The Toyota logo is seen at the Auto Shanghai show in Shanghai, China, 2021. Photo: Reuters
Japan’s Toyota Motor Corp posted a worse than expected plunge in profit of 25% on Tuesday, as the carmaker battles a persistent shortage of semiconductors.
The car giant’s third-quarter operating profit fell to 562.7 billion yen ($3.79 billion), well below the average estimate of 772.2 billion yen from a poll of 12 analysts by Refinitiv.
“I don’t know when the chip shortage will be resolved,” Toyota’s purchasing group chief Kazunari Kumakura said. “We’re out of the worst phase, but … it’s not necessarily a situation where we’re fully supplied.”

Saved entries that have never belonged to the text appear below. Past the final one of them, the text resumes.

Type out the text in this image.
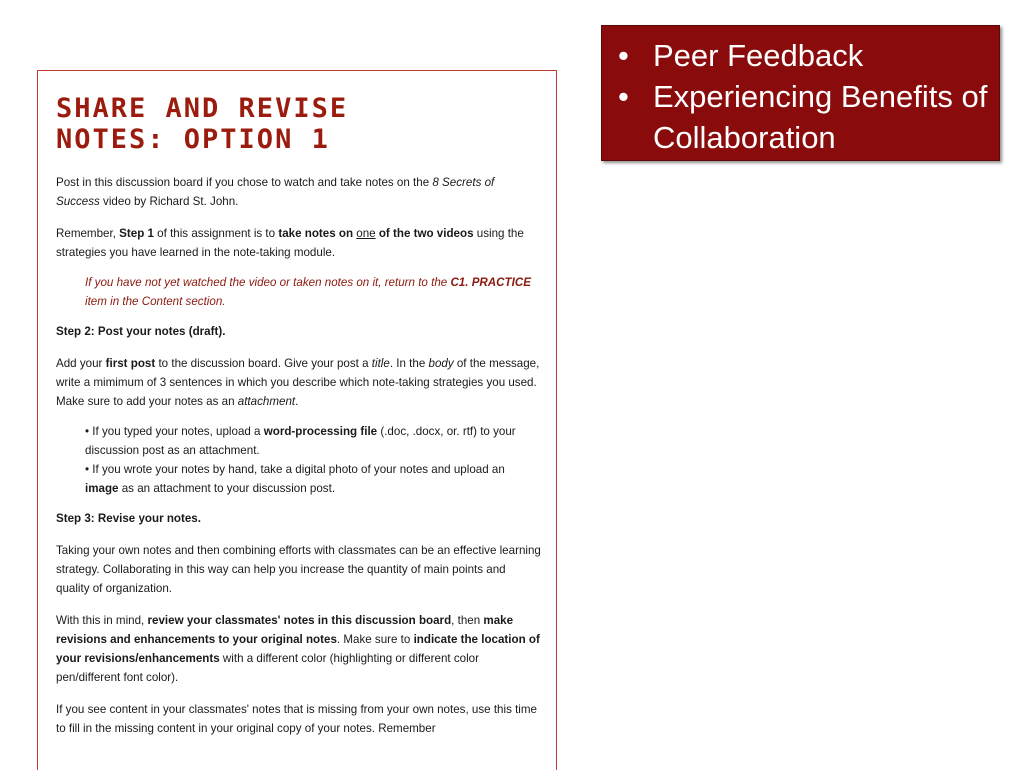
SHARE AND REVISE
NOTES: OPTION 1

Post in this discussion board if you chose to watch and take notes on the 8 Secrets of Success video by Richard St. John.

Remember, Step 1 of this assignment is to take notes on one of the two videos using the strategies you have learned in the note-taking module.

If you have not yet watched the video or taken notes on it, return to the C1. PRACTICE item in the Content section.

Step 2: Post your notes (draft).

Add your first post to the discussion board. Give your post a title. In the body of the message, write a mimimum of 3 sentences in which you describe which note-taking strategies you used. Make sure to add your notes as an attachment.

• If you typed your notes, upload a word-processing file (.doc, .docx, or. rtf) to your discussion post as an attachment.

• If you wrote your notes by hand, take a digital photo of your notes and upload an image as an attachment to your discussion post.

Step 3: Revise your notes.

Taking your own notes and then combining efforts with classmates can be an effective learning strategy. Collaborating in this way can help you increase the quantity of main points and quality of organization.

With this in mind, review your classmates' notes in this discussion board, then make revisions and enhancements to your original notes. Make sure to indicate the location of your revisions/enhancements with a different color (highlighting or different color pen/different font color).

If you see content in your classmates' notes that is missing from your own notes, use this time to fill in the missing content in your original copy of your notes. Remember

• Peer Feedback
• Experiencing Benefits of Collaboration
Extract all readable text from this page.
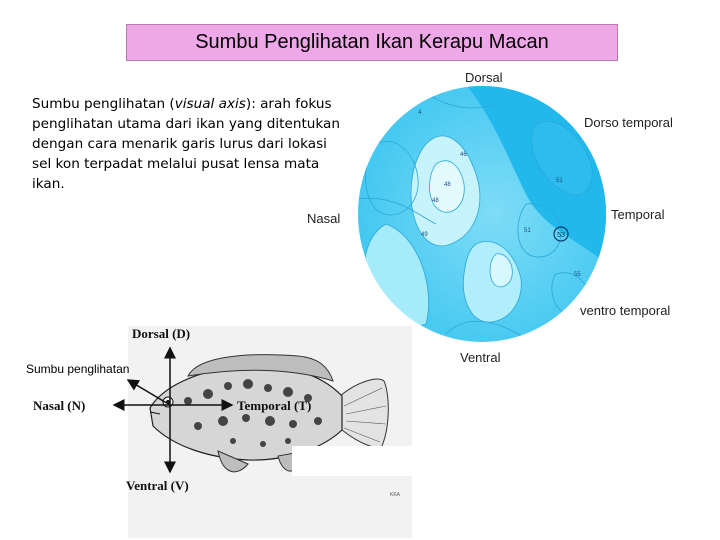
Sumbu Penglihatan Ikan Kerapu Macan
Sumbu penglihatan (visual axis): arah fokus penglihatan utama dari ikan yang ditentukan dengan cara menarik garis lurus dari lokasi sel kon terpadat melalui pusat lensa mata ikan.
53
4
46
48
48
51
49
51
55
Dorsal
Dorso temporal
Nasal	Temporal
ventro temporal
Ventral
Dorsal (D)
Nasal (N)	Temporal (T)
Ventral (V)
Sumbu penglihatan
KKA
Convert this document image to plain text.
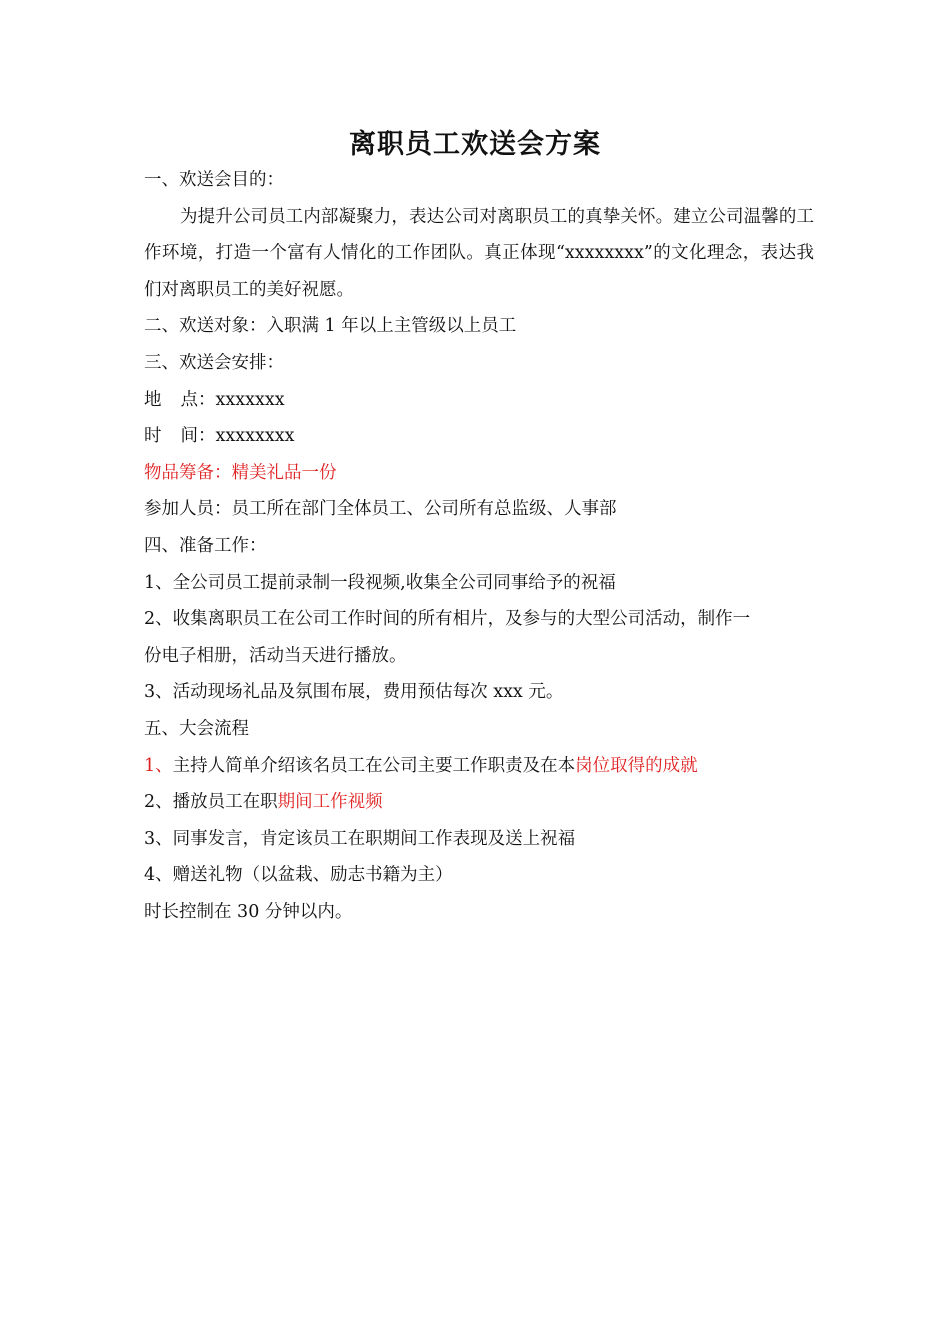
离职员工欢送会方案
一、欢送会目的：
为提升公司员工内部凝聚力，表达公司对离职员工的真挚关怀。建立公司温馨的工作环境，打造一个富有人情化的工作团队。真正体现“xxxxxxxx”的文化理念，表达我们对离职员工的美好祝愿。
二、欢送对象：入职满 1 年以上主管级以上员工
三、欢送会安排：
地 点：xxxxxxx
时 间：xxxxxxxx
物品筹备：精美礼品一份
参加人员：员工所在部门全体员工、公司所有总监级、人事部
四、准备工作：
1、全公司员工提前录制一段视频,收集全公司同事给予的祝福
2、收集离职员工在公司工作时间的所有相片，及参与的大型公司活动，制作一
份电子相册，活动当天进行播放。
3、活动现场礼品及氛围布展，费用预估每次 xxx 元。
五、大会流程
1、主持人简单介绍该名员工在公司主要工作职责及在本岗位取得的成就
2、播放员工在职期间工作视频
3、同事发言，肯定该员工在职期间工作表现及送上祝福
4、赠送礼物（以盆栽、励志书籍为主）
时长控制在 30 分钟以内。
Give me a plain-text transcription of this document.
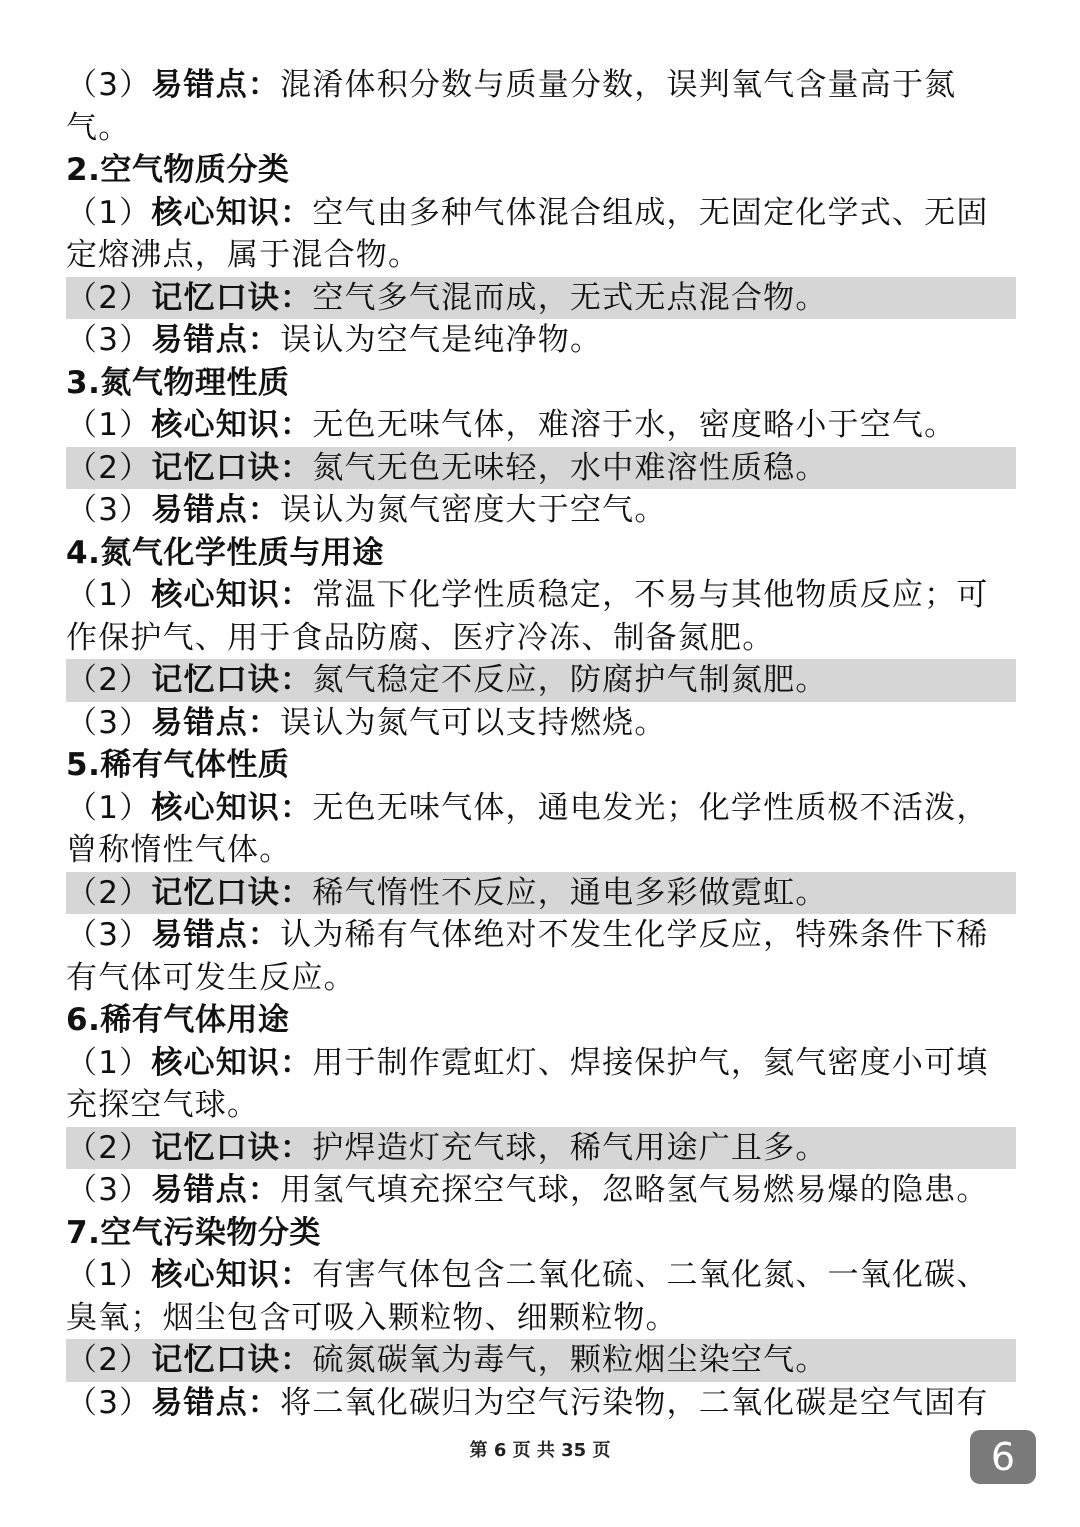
（3）易错点：混淆体积分数与质量分数，误判氧气含量高于氮
气。
2.空气物质分类
（1）核心知识：空气由多种气体混合组成，无固定化学式、无固
定熔沸点，属于混合物。
（2）记忆口诀：空气多气混而成，无式无点混合物。
（3）易错点：误认为空气是纯净物。
3.氮气物理性质
（1）核心知识：无色无味气体，难溶于水，密度略小于空气。
（2）记忆口诀：氮气无色无味轻，水中难溶性质稳。
（3）易错点：误认为氮气密度大于空气。
4.氮气化学性质与用途
（1）核心知识：常温下化学性质稳定，不易与其他物质反应；可
作保护气、用于食品防腐、医疗冷冻、制备氮肥。
（2）记忆口诀：氮气稳定不反应，防腐护气制氮肥。
（3）易错点：误认为氮气可以支持燃烧。
5.稀有气体性质
（1）核心知识：无色无味气体，通电发光；化学性质极不活泼，
曾称惰性气体。
（2）记忆口诀：稀气惰性不反应，通电多彩做霓虹。
（3）易错点：认为稀有气体绝对不发生化学反应，特殊条件下稀
有气体可发生反应。
6.稀有气体用途
（1）核心知识：用于制作霓虹灯、焊接保护气，氦气密度小可填
充探空气球。
（2）记忆口诀：护焊造灯充气球，稀气用途广且多。
（3）易错点：用氢气填充探空气球，忽略氢气易燃易爆的隐患。
7.空气污染物分类
（1）核心知识：有害气体包含二氧化硫、二氧化氮、一氧化碳、
臭氧；烟尘包含可吸入颗粒物、细颗粒物。
（2）记忆口诀：硫氮碳氧为毒气，颗粒烟尘染空气。
（3）易错点：将二氧化碳归为空气污染物，二氧化碳是空气固有
第 6 页 共 35 页	6
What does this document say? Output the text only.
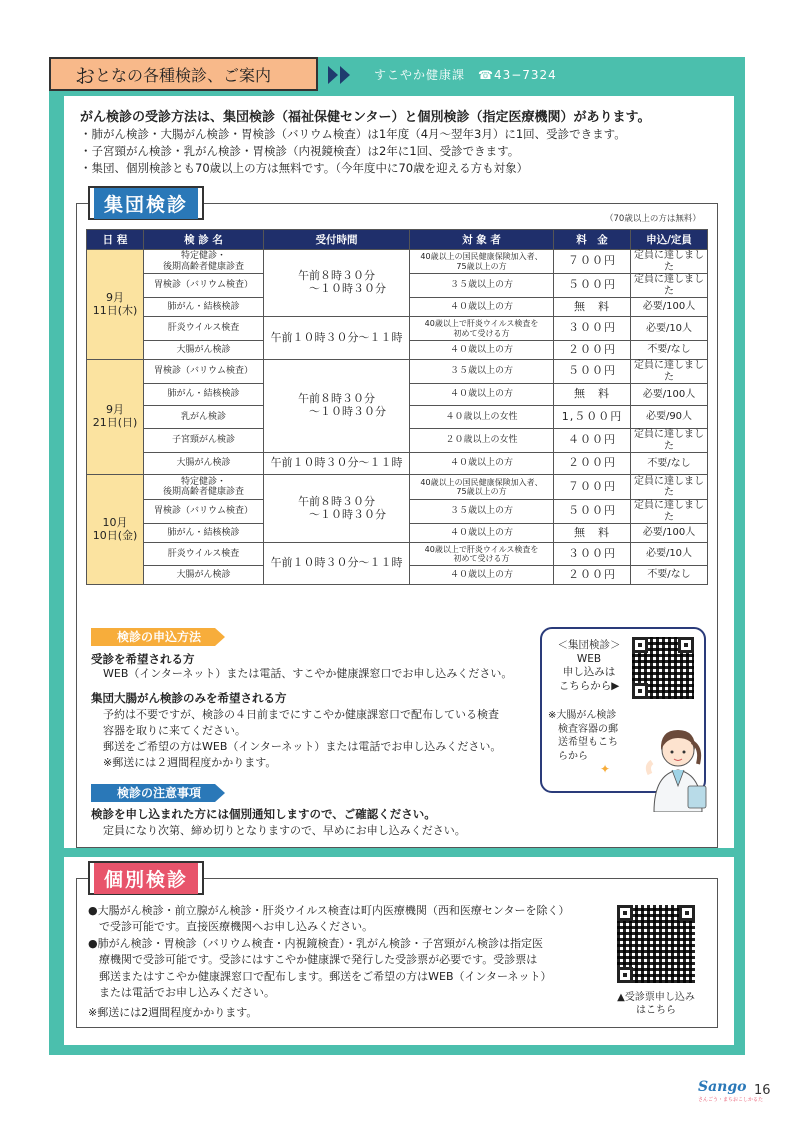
お となの各種検診、ご案内	すこやか健康課　☎43−7324
がん検診の受診方法は、集団検診（福祉保健センター）と個別検診（指定医療機関）があります。
・肺がん検診・大腸がん検診・胃検診（バリウム検査）は1年度（4月～翌年3月）に1回、受診できます。
・子宮頸がん検診・乳がん検診・胃検診（内視鏡検査）は2年に1回、受診できます。
・集団、個別検診とも70歳以上の方は無料です。（今年度中に70歳を迎える方も対象）
集団検診
（70歳以上の方は無料）
日 程	検 診 名	受付時間	対 象 者	料　金	申込/定員
9月
11日(木)	特定健診・
後期高齢者健康診査	午前８時３０分
　　～１０時３０分	40歳以上の国民健康保険加入者、
75歳以上の方	７００円	定員に達しました
	胃検診（バリウム検査）		３５歳以上の方	５００円	定員に達しました
	肺がん・結核検診		４０歳以上の方	無　料	必要/100人
	肝炎ウイルス検査	午前１０時３０分～１１時	40歳以上で肝炎ウイルス検査を
初めて受ける方	３００円	必要/10人
	大腸がん検診		４０歳以上の方	２００円	不要/なし
9月
21日(日)	胃検診（バリウム検査）	午前８時３０分
　　～１０時３０分	３５歳以上の方	５００円	定員に達しました
	肺がん・結核検診		４０歳以上の方	無　料	必要/100人
	乳がん検診		４０歳以上の女性	1,５００円	必要/90人
	子宮頸がん検診		２０歳以上の女性	４００円	定員に達しました
	大腸がん検診	午前１０時３０分～１１時	４０歳以上の方	２００円	不要/なし
10月
10日(金)	特定健診・
後期高齢者健康診査	午前８時３０分
　　～１０時３０分	40歳以上の国民健康保険加入者、
75歳以上の方	７００円	定員に達しました
	胃検診（バリウム検査）		３５歳以上の方	５００円	定員に達しました
	肺がん・結核検診		４０歳以上の方	無　料	必要/100人
	肝炎ウイルス検査	午前１０時３０分～１１時	40歳以上で肝炎ウイルス検査を
初めて受ける方	３００円	必要/10人
	大腸がん検診		４０歳以上の方	２００円	不要/なし
検診の申込方法
受診を希望される方
WEB（インターネット）または電話、すこやか健康課窓口でお申し込みください。
集団大腸がん検診のみを希望される方
予約は不要ですが、検診の４日前までにすこやか健康課窓口で配布している検査
容器を取りに来てください。
郵送をご希望の方はWEB（インターネット）または電話でお申し込みください。
※郵送には２週間程度かかります。
検診の注意事項
検診を申し込まれた方には個別通知しますので、ご確認ください。
定員になり次第、締め切りとなりますので、早めにお申し込みください。
＜集団検診＞
WEB
申し込みは
こちらから▶
※大腸がん検診
　検査容器の郵
　送希望もこち
　らから
✦
個別検診
●大腸がん検診・前立腺がん検診・肝炎ウイルス検査は町内医療機関（西和医療センターを除く）
　で受診可能です。直接医療機関へお申し込みください。
●肺がん検診・胃検診（バリウム検査・内視鏡検査）・乳がん検診・子宮頸がん検診は指定医
　療機関で受診可能です。受診にはすこやか健康課で発行した受診票が必要です。受診票は
　郵送またはすこやか健康課窓口で配布します。郵送をご希望の方はWEB（インターネット）
　または電話でお申し込みください。
※郵送には2週間程度かかります。
▲受診票申し込み
はこちら
Sango
さんごう・まちおこしかるた
16
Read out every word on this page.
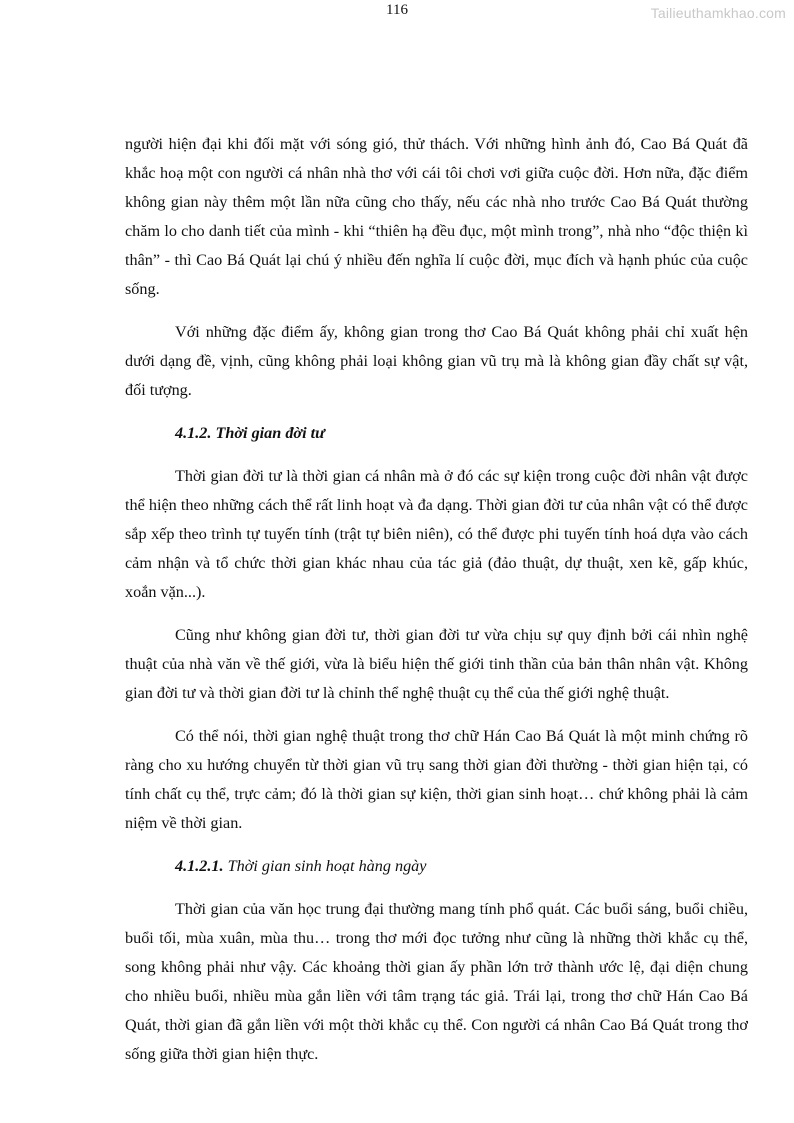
116	Tailieuthamkhao.com

người hiện đại khi đối mặt với sóng gió, thử thách. Với những hình ảnh đó, Cao Bá Quát đã khắc hoạ một con người cá nhân nhà thơ với cái tôi chơi vơi giữa cuộc đời. Hơn nữa, đặc điểm không gian này thêm một lần nữa cũng cho thấy, nếu các nhà nho trước Cao Bá Quát thường chăm lo cho danh tiết của mình - khi “thiên hạ đều đục, một mình trong”, nhà nho “độc thiện kì thân” - thì Cao Bá Quát lại chú ý nhiều đến nghĩa lí cuộc đời, mục đích và hạnh phúc của cuộc sống.

Với những đặc điểm ấy, không gian trong thơ Cao Bá Quát không phải chỉ xuất hện dưới dạng đề, vịnh, cũng không phải loại không gian vũ trụ mà là không gian đầy chất sự vật, đối tượng.

4.1.2. Thời gian đời tư

Thời gian đời tư là thời gian cá nhân mà ở đó các sự kiện trong cuộc đời nhân vật được thể hiện theo những cách thể rất linh hoạt và đa dạng. Thời gian đời tư của nhân vật có thể được sắp xếp theo trình tự tuyến tính (trật tự biên niên), có thể được phi tuyến tính hoá dựa vào cách cảm nhận và tổ chức thời gian khác nhau của tác giả (đảo thuật, dự thuật, xen kẽ, gấp khúc, xoắn vặn...).

Cũng như không gian đời tư, thời gian đời tư vừa chịu sự quy định bởi cái nhìn nghệ thuật của nhà văn về thế giới, vừa là biểu hiện thế giới tinh thần của bản thân nhân vật. Không gian đời tư và thời gian đời tư là chỉnh thể nghệ thuật cụ thể của thế giới nghệ thuật.

Có thể nói, thời gian nghệ thuật trong thơ chữ Hán Cao Bá Quát là một minh chứng rõ ràng cho xu hướng chuyển từ thời gian vũ trụ sang thời gian đời thường - thời gian hiện tại, có tính chất cụ thể, trực cảm; đó là thời gian sự kiện, thời gian sinh hoạt… chứ không phải là cảm niệm về thời gian.

4.1.2.1. Thời gian sinh hoạt hàng ngày

Thời gian của văn học trung đại thường mang tính phổ quát. Các buổi sáng, buổi chiều, buổi tối, mùa xuân, mùa thu… trong thơ mới đọc tưởng như cũng là những thời khắc cụ thể, song không phải như vậy. Các khoảng thời gian ấy phần lớn trở thành ước lệ, đại diện chung cho nhiều buổi, nhiều mùa gắn liền với tâm trạng tác giả. Trái lại, trong thơ chữ Hán Cao Bá Quát, thời gian đã gắn liền với một thời khắc cụ thể. Con người cá nhân Cao Bá Quát trong thơ sống giữa thời gian hiện thực.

It was Toyota’s fourth consecutive quarterly profit decline. The company has repeatedly cut production targets, although it has still fared better than most competitors in managing its supply chains.
Chipmakers have prioritised supplies for electronics goods such as smartphones and computers, Kumakura said, while natural disasters, Covid lockdowns and factory disruption had slowed a recovery in auto chip supplies.
He said the supply of older semiconductors, that attract little capital investment currently, would remain tight.
Analysts were still underwhelmed by Toyota’s performance, saying other positive factors beyond the chip shortage should have provided a boost.
“The yen is weaker in the second quarter, the volume in the second quarter is much higher than in the first quarter, and the (Covid) lockdown in China did not affect (the volume in the second quarter),” Koji Endo, an analyst at SBI Securities, said.
“Considering these points … the absolute amount of profit in the second quarter has got to be higher than that of the first quarter. It is very unimpressive.”
The yen has plunged around 30% this year against the US dollar, but the benefit of the cheap yen – making sales overseas worth more – has been offset by soaring input costs.
Toyota’s Production rebounded by 30% in the quarter, but the company warned last week that shortages of computer chips would continue to constrain output.
It said it now expects to produce 9.2 million vehicles this fiscal year, down from the previously forecast 9.7 million but still ahead of last financial year’s production of about 8.6 million units.
Toyota told several suppliers it was setting a global target for the current business year of 9.5 million vehicles and signalled that forecast could be lowered, depending on the supply of electromagnetic steel sheets.
The Japanese car giant retained its conservative profit outlook, sticking to its full-year operating forecast of 2.4 trillion yen for the fiscal year through March 31 – well below analysts’ average forecast of 3.0 trillion yen.
By comparison, South Korea’s Hyundai Motor raised its revenue and profit margin guidance last month to reflect a foreign exchange lift.
Toyota, once a darling of environmentalists for its hybrid gasoline-electric models, is also under scrutiny from green investors and activists over its slow push into fully electric vehicles (EV).
Just a year into its $38-billion EV plan, Toyota is already considering rebooting it to better compete in a market growing beyond its projections.